Serverless Client App with job queueing using stub calls

I am about 2 hours into my “hangfire” journey from a fresh google search for .Net background job handler, so this idea may be way against the grain. I have a client app (which happens to be an OWIN console app–but disregard that fact for a moment) that I need to queue up long running, server based jobs. Hangfire, from the server perspective, is exactly what I want/need. Where I choked on a bone this morning is when I saw the job queueing api:

var jobId = BackgroundJob.Enqueue( () => LongComplicatedCodeFatTask() );

I see that I can simply omit the server from the client, but surely I am not alone in my thinking that “sharing code base between client and server” is not always a great idea.

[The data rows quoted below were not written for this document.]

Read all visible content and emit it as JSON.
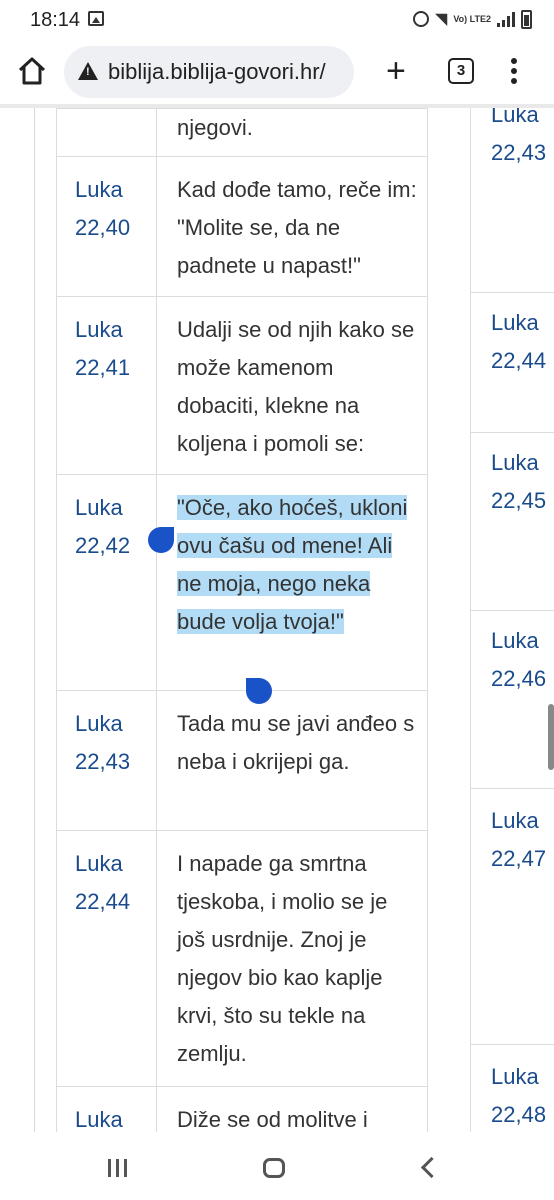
{
  "status": {
    "time": "18:14",
    "network": "Vo) LTE2"
  },
  "browser": {
    "url": "biblija.biblija-govori.hr/",
    "tab_count": "3"
  },
  "left_table": [
    {
      "ref": [
        "",
        ""
      ],
      "text": "njegovi."
    },
    {
      "ref": [
        "Luka",
        "22,40"
      ],
      "text": "Kad dođe tamo, reče im: \"Molite se, da ne padnete u napast!\""
    },
    {
      "ref": [
        "Luka",
        "22,41"
      ],
      "text": "Udalji se od njih kako se može kamenom dobaciti, klekne na koljena i pomoli se:"
    },
    {
      "ref": [
        "Luka",
        "22,42"
      ],
      "text": "\"Oče, ako hoćeš, ukloni ovu čašu od mene! Ali ne moja, nego neka bude volja tvoja!\""
    },
    {
      "ref": [
        "Luka",
        "22,43"
      ],
      "text": "Tada mu se javi anđeo s neba i okrijepi ga."
    },
    {
      "ref": [
        "Luka",
        "22,44"
      ],
      "text": "I napade ga smrtna tjeskoba, i molio se je još usrdnije. Znoj je njegov bio kao kaplje krvi, što su tekle na zemlju."
    },
    {
      "ref": [
        "Luka",
        ""
      ],
      "text": "Diže se od molitve i"
    }
  ],
  "right_column": [
    {
      "ref": [
        "Luka",
        "22,43"
      ]
    },
    {
      "ref": [
        "Luka",
        "22,44"
      ]
    },
    {
      "ref": [
        "Luka",
        "22,45"
      ]
    },
    {
      "ref": [
        "Luka",
        "22,46"
      ]
    },
    {
      "ref": [
        "Luka",
        "22,47"
      ]
    },
    {
      "ref": [
        "Luka",
        "22,48"
      ]
    }
  ],
  "selection": {
    "text": "\"Oče, ako hoćeš, ukloni ovu čašu od mene! Ali ne moja, nego neka bude volja tvoja!\"",
    "color": "#b2dcf6"
  }
}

I am thinking about creating a “client API” codebase for my client where LongComplicatedCodeFatTask() is just an empty stub function. Am I asking for trouble with this scheme?

Answering my own question. That idea pretty much hit a brick wall. I did get my version of a “Hello World” going where my REST API enqued a job that was executed by my server console app. To do so, I created a .NET Standard assembly that both the REST API app and the server app referenced. I am bit nervous about the version# in the following:

{“Type”:“XYZ_Batch_Processing.AnalyticsFactory, XYZ-Batch-Processing, Version=1.0.0.0, Culture=neutral, PublicKeyToken=null”,“Method”:“AnalyticsJob”,“ParameterTypes”:"[]",“Arguments”:"[]"}

Am I always going to have to keep my REST API & background server in sync assembly-version-wise?